You're looking for strength, not a fluid boundary, so epoxy, silly putty, chewing gum and such aren't appropriate, and are likely going to make matters worse, especially if the material packed into the crack expands or contracts at a rate other than that of the cast iron.
I'd consider drilling small stress relief(s) at the end(s) of the crack if feasable. If the crack goes all the way across from the bolt hole away from the block, then that's obviosly 'n/a'.
Then put a few spots of weld bead across the crack in a few locations (tacks) to hold the loose side in place. (Put a sacraficial bolt in the hole with plenty of high temp lubricant on it to hold the shape of the bolt hole. You're not doing whole sale welding, so it shouldn't get all that hot. You may want to run a tap through it once your done to make sure threading the permanant bolt in doesn't cause it to split out again.)"
 
"The Problem with even Trying

"The Problem with even Trying to Weld it is that the Broken Spot is Way out at the End of the blocks Wing so to speak,......

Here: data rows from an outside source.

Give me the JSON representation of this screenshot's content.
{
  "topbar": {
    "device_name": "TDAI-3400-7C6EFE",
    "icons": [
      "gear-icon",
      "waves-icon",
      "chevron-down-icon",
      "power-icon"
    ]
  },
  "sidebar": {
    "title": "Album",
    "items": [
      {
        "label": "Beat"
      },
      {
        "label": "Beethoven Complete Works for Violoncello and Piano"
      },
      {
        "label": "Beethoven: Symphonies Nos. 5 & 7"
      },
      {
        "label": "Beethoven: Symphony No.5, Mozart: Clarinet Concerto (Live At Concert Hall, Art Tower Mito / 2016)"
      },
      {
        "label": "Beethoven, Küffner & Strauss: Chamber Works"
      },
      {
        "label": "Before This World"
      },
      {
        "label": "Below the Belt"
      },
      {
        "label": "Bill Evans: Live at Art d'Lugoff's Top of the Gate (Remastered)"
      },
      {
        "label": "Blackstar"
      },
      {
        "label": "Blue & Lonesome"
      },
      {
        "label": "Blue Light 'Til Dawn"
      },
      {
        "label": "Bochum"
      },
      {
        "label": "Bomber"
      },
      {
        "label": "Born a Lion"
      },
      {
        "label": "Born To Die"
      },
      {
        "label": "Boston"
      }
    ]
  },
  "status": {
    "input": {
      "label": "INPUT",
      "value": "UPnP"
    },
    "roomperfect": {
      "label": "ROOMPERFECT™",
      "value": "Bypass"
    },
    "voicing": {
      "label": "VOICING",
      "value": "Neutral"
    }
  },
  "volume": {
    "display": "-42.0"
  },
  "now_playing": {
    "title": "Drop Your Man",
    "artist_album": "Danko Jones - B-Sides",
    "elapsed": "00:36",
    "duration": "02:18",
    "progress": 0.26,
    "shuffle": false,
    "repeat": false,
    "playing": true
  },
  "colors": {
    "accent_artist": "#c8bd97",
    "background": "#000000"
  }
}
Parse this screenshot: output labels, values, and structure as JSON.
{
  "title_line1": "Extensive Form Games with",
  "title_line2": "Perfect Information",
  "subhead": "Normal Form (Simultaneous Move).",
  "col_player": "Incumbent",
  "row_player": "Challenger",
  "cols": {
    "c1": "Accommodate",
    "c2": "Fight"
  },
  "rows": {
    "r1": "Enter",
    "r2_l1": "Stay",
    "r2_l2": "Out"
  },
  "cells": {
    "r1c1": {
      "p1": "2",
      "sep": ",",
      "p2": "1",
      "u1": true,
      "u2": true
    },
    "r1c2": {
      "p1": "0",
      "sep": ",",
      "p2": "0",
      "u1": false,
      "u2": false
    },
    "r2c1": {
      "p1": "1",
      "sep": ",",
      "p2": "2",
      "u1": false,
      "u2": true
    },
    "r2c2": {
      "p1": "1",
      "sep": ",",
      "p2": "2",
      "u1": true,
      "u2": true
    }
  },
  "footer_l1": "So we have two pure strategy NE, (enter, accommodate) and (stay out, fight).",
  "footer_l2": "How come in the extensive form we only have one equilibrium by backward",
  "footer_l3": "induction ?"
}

The Outer little piece will be Way Hotter, due to it's lack of Mass, compared to the Block-side of the Break........

I think FastJeff Nailed it earlier,.....
The Front of Starter Support Bracket,.......
Then Run her til she Pukes......."
 
"I cracked the block on my 198

"I cracked the block on my 1986 350 cast iron. I used alumiloy's cast iron repair rods and have had no problems whatsoever. The repair was made 3 years ago. I have a pressurized cooling system as well. No leaks of any kind yet.

I will post a pic as soon as I get a chance.

This product DOES work. I have since used it on many different projects that involved parts fitting together in a stressed environment. Last time I used it to repair a head bolt hole in a 350 4 bolt main. The hole was stripped. I filled the hole using alumiloy and then drilled it out, tapped it and re-threaded the head bolt through with out issue. Its a little work but its worth the work sometimes."
 
"oh and the melt down of the r

"oh and the melt down of the rod does not take as much heat as you would think. I simple small propane or butane torch melts it down before the ear would get so hot that it would expand. And the rods used do not expand they liquefy into a puddle and harden almost instantly. I am quite sure that the threaded hole you would have to fill would hold the repair. you would just have to like I said, drill and tap the alumiloy to a smaller threaded bolt size."
 
"Sounds like great stuff Dave,

"Sounds like great stuff Dave, but we're not plugging holes in an 8psig water system here... we're trying to hold a 25 pound chunck of metal on the end of two 3/8" dia. bolts, with nothing supporting the other end. The stresses just aren't the same. You're wonder putty ain't gonna cut it!
You're head bolt example is interesting, but how many other, grade 5 or better, bolts help hold that cylinder head on?
ICO the starter... that number is reduced to 1, and significantly smaller at that."